Menurut sejarah, abad ke 15 adalah abad yang penting bagi peradaban dunia. Rupanya di abad ke 15 ini, manusia sudah lelah direcoki oleh dogma-dogma agama. Perseteruan agama dan ilmu pengetahuan dibiarkan berakhir di abad ke 14. Terutama ketika perang salib yang mahsyur dikata orang itu, pun akhirnya berada pada titik kulminasinya. Manusia menjadi gamang setelah sebegitu lamanya direcoki oleh sesuatu yang spiritual. Bukannya mendekatkan diri pada yang Maha Kuasa malah semakin merumitkan pikiran.
Untuk itulah, manusia memutuskan untuk melakukan pencarian!
Abad ke 15 dikenal sebagai abad kelana. Tentu saja, bagaimana caranya melakukan pencarian tanpa melakukan perjalanan bukan? Dan tentu saja, abad ke 15 adalah awal mula ekpedisi samudera!
Are you ready captain?
Pencarian demi pencarian mengantarkan manusia untuk tersesat dan menemukan. Pada tahun 1512 seorang bernama Afonso de Albuquerque mengirim seorang lelaki bernama Antonio Albreu dan Franscisco Serrao untuk memimpin armadanya mencari sesuatu yang penting dalam hidup mereka, yaitu rasa.
Menurut gossip yang berhembus, para kompeni itu mengalami masalah dengan lidah dan makanan yang mereka tanam sehari-harinya. Maklumlah, dengan cuaca eropa yang dingin, mereka tidak bisa menanam rempah-rempah. Akibatnya, selain tidak bisa menghangatkan diri, makananpun menjadi lebih mudah basi. Apalagi Thomas Alfa edison belum menemukan listrik dan William Cullen belum menemukan kulkas. Untuk itu, banyak rumah tangga yang goyah hanya karena masalah lidah, setidaknya begitu menurut kabar burung yang berhembus. Tak ingin dipersalahkan karena tak becus memasak, para wanita akhirnya berseru pada pria-pria “Daripada sambat, mending kalian berlayar dan temukan rempah-rempah untukku” Begitu kira-kira omelan sang istri.
Akhirnya pergilah para suami itu menjelajah samudera dan akhirnya tiba di surga rempah dunia, Maluku!
Coba bayangkan, beginilah awal mula penjajahan itu saudara-sudariku. Hanya dari masalah rasa, hanya dari persoalan lidah.
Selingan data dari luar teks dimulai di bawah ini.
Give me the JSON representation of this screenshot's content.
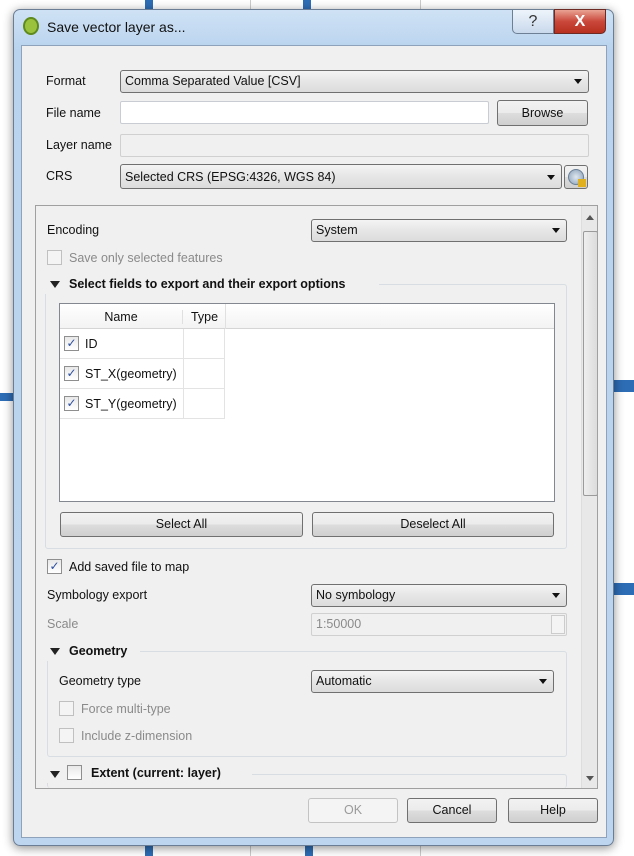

Lidah yang membuat kita akhirnya rela berbagi rempah dan hal yang lainnya, dengan Belanda selama berabad-abad lamanya.
Pencarian mereka akan rempah-rempahlah yang membuat mereka ingin menaklukan Indonesia. Namun apa yang terjadi sekarang? Kita malah lebih memilih untuk menggunakan penyedap rasa untuk mengolah makanan. Jangan sampai kita dijajah lagi karena tidak paham masalah rasa. Sungguh generasi yang kaspiran!
Itulah mengapa perjalananku di sini sangat berarti. Karena di sinilah awal mula Indonesia dikenal dunia, di sinilah awal mula penjajahan itu, di sinilah kolonialisme terjadi, inilah pintu itu, Maluku!
Mempelajari bagaimana perjalanan bisa terjadi seakan membuka mataku akan sesuatu yang baru. Jangan-jangan alasan kita bergerak selama ini sebetulnya hanya berasal dari sesutau yang sangat sederhana? Aatu Mungkin saja, kita sudah mencapai tujuan dari apa yang kita niatkan di awal. Namun lalu kita keblinger dan mencari hal yang lain lagi, hingga akhirnya melenceng jauh dari apa yang kita niatkan saat awal melakukan perjalanan.
Atau bisa jadi, perjalanan yang kita lakukan saat ini sebetulnya adalah hasil dari ketersesatan yang tidak kunjung usai?
Aku harus sabar, mungkin aku butuh waktu seumur hidup untuk membahas menjawab perkara temu-ditemukan.
Anyway, aku sungguh senang berada di sini. Ternyata ada beberapa bagian dariku yang aku temukan. Dan jujur, aku sangat menikmati moment-moment saat aku menemukan bagian diriku. Perjalanan memang akan mengantarkan seseorang pada sebuah perkenalan.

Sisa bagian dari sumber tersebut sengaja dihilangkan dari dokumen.